ESOP buybacks, a relatively recent phenomenon with startups, started in 2018 when Flipkart announced a 100% buyback option of vested ESOPs. Many startups followed suit and chose ESOPs to reduce attrition rates and increase employee investment in the company’s growth.

While on the day of budget, ESOP tax deferment was looked at as a win for startups, later many industry members started raising concerns. They said that the proposal cannot be enjoyed by the majority of startups as it is only applicable to startups incorporated after April 2016.

The department for promotion of industry and internal trade (DPIIT) had backed startups and requested an extension of concessions to all startups registered with it. Rejecting the demand, the CBDT said that it is mulling changes to the inter-ministerial board (IMB) framework that grants exemptions to startups under Section 80-IAC.

The move is expected to broaden the scope of beneficiaries. “The DPIIT pushed hard, but the CBDT pushed back even harder,” unidentified sources were quoted as saying by ET.

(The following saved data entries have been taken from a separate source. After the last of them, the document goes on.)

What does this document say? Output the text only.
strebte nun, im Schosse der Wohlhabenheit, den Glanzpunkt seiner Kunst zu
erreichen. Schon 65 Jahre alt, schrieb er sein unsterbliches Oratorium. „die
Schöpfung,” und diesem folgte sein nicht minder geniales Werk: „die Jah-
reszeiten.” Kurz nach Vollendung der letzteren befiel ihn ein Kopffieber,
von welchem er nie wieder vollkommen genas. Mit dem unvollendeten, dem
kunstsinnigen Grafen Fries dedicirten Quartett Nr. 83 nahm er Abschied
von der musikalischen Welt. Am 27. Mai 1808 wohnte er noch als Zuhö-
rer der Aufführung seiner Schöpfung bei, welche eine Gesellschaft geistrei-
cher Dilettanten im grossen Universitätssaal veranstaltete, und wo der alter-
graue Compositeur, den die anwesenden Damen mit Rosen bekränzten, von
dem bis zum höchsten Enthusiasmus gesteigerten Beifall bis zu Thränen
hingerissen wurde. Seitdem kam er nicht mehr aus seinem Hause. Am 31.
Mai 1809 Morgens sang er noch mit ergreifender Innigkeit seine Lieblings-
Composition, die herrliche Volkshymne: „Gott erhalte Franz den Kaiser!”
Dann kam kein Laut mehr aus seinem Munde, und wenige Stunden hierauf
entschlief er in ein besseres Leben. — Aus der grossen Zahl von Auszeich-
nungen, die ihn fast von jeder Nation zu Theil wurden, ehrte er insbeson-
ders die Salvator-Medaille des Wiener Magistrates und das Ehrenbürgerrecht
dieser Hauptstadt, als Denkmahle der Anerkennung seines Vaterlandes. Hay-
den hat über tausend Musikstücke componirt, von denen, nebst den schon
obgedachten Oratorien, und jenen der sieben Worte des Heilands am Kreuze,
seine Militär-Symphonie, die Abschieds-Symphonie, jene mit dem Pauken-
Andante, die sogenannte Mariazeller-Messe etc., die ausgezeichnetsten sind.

DPIIT has over 28K active firms in its portfolio. However, as per the current proposal, this rule can only be beneficial to a few hundred startups. “(The CBDT) said the IMB mechanism is not going away, but they’re open to making changes to the framework, which will likely be sent over sometime this week,” added the sources.

“ESOP is a classic example of well-intentioned but badly-designed government policies. While the FM has been gracious to look into the issue, it is an unworkable scheme,” former Infosys CFO and Aarin Capital partner Mohandas Pai had said earlier.

Indian Private Equity & Venture Capital Association (IVCA), Indian Angel Network, Nasscom, CII and few other groups have approached the government with their concerns. “The scope of this exemption should be expanded to enable any startup incorporated within the last 10 years to be eligible for this, similar to the angel tax exemption,” community platform LocalCircles was quoted as saying by ET, in a letter to CBDT.

The views of all companies are reportedly being reviewed and the final decision is expected in a week. “The Esop changes being restricted to such a small fraction of Indian startups does a huge disservice to Indian entrepreneurship and India runs the risk of becoming a land of subsidiaries if we don’t align our taxation to the global best,” Siddarth Pai, founding partner at 3one4 Capital told ET.